Seeing illegal immigrants (literally): Donald Trump’s transparent border wall

We didn’t think of this one: when surveying the various methods that states use to “see” illegal immigrants, we did not include border walls explicitly designed to be see-through. And yet this is exactly what Donald Trump proposed in front of reporters on Wednesday.

The first reaction to this idea was incredulity. But perhaps we should actually try to take him both seriously and literally. After all, his idea points to a major starting point of our project: the inherent tensions in states’ attempts to address the illegal immigration “problem.”

The fantasies of the border wall

As everyone knows, one of Trump’s signature campaign promises was to build a wall across the US’s entire southwest border. There are many reasons to think that the two thousand mile-long barrier will never materialise. Besides its expense and logistical complexity, the “build a wall” catchphrase was pushed by a campaign team trying to keep their unruly boss on message. Moreover, there is evidence that, despite the symbolic politics of the wall, actually completing it is a relatively low priority for Trump voters. Still, discussions continue as to what form the wall will take. Will it have solar panels? Will it be glass?

On 13 July 2017, Trump tried to clarify what he considered to be the key features of his wall:

One of the things with the wall is you need transparency. You have to be able to see through it. In other words, if you can’t see through that wall – so it could be a steel wall with openings, but you have to have openings because you have to see what’s on the other side of the wall. And I’ll give you an example. As horrible as it sounds, when they throw the large sacks of drugs over, and if you have people on the other side of the wall, you don’t see them – they hit you on the head with 60 pounds of stuff? It’s over. As crazy as that sounds, you need transparency through that wall. But we have some incredible designs.

It’s easy to laugh at Trump’s reasoning. For one thing, being hit in the head by heavy sacks of drugs vaulted over border barriers currently ranks low on the list of dangers in the US-Mexico borderland. Trump’s comments do, however, underscore an inherent tension in combatting clandestine immigration.

US Border Patrol agent looks out over Tijuana, Mexico along the old border wall where it ends at the base of a hill in San Diego in June 2013.

In their “struggle” to contain illegal immigration, states are torn between the need to project sovereign power by delimiting and excluding, and the need to make legible the space “beyond”. This produces a further symbolic problem because the practical need to see beyond the territory in order combat illegal immigration undermines the notion that the state possesses complete steering capacity within its territory.

Border barriers that allow some visibility through them are not uncommon, but Trump’s call for a “wall” conjures up distinct imagery: His voters imagine a structure that is towering and impermeable and he has repeatedly argued that unauthorised immigration is the result of the United States’ lack of will in stopping it.
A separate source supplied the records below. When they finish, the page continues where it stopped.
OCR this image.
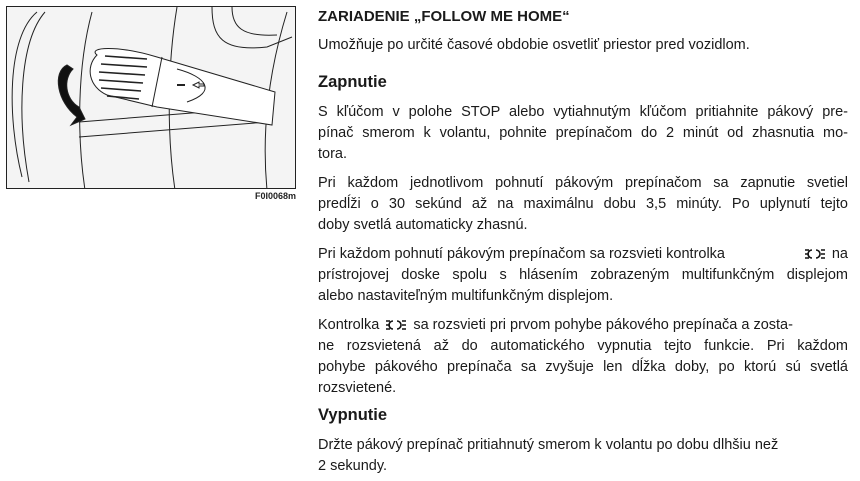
F0I0068m
ZARIADENIE „FOLLOW ME HOME“
Umožňuje po určité časové obdobie osvetliť priestor pred vozidlom.
Zapnutie
S kľúčom v polohe STOP alebo vytiahnutým kľúčom pritiahnite pákový pre-
pínač smerom k volantu, pohnite prepínačom do 2 minút od zhasnutia mo-
tora.
Pri každom jednotlivom pohnutí pákovým prepínačom sa zapnutie svetiel
predĺži o 30 sekúnd až na maximálnu dobu 3,5 minúty. Po uplynutí tejto
doby svetlá automaticky zhasnú.
Pri každom pohnutí pákovým prepínačom sa rozsvieti kontrolka	na
prístrojovej doske spolu s hlásením zobrazeným multifunkčným displejom
alebo nastaviteľným multifunkčným displejom.
Kontrolka sa rozsvieti pri prvom pohybe pákového prepínača a zosta-
ne rozsvietená až do automatického vypnutia tejto funkcie. Pri každom
pohybe pákového prepínača sa zvyšuje len dĺžka doby, po ktorú sú svetlá
rozsvietené.
Vypnutie
Držte pákový prepínač pritiahnutý smerom k volantu po dobu dlhšiu než
2 sekundy.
This has epitomised his unilateral approach to illegal immigration, which drops any pretence of working with Mexican authorities to curb unauthorised cross-border flows and instead promises to muscle Mexico into paying for the wall against its wishes.

The paradox of visibility

Fulfilling this political symbolism was always going to be a practical problem. The costs of Trump’s proposals are astronomical. More importantly, though, the usefulness of a wall as a place where the start of enforcement begins is challenged by the inherently transversal nature of border-crossing. Controlling it, especially at remote points, is much easier if one has a sense of what is happening on the other side.

Trump may not express that idea in such terms, but his example of the falling drug sacks absurdly manifests it. Practically, exercising effective power within the state’s purview (stopping the dangers of drug smuggling) means seeing beyond it (knowing the sacks are coming before they cross the line). Literal visibility is one way of achieving this kind of legibility that does not rely on actual cross-border cooperation.

For Trump, of course, any concession to the “other side” is elitist mush. But even in his scattered proposals, there seems to be the beginning of some realization that it is difficult to address such a “clandestine” problem without acknowledging its transnational dimension. Perhaps he also sees that hard-line expressions of sovereignty, like the promise of a tall and impermeable wall, actually risk exposing the reality of sovereign incapacity if they fail to stop the problem completely.

It is no wonder, then, that most states adopt a position of strategic ignorance in relation to illegal immigration. This type of ignorance, however, is an impossibility for Trump, whose presidency was made possible by the premise he saw the unauthorised immigration issue for what it really is. As these paradoxes likely won’t be solved by the Trump administration, we can expect many more discussions about the kinds of “openings” that befit Trump’s infamous wall.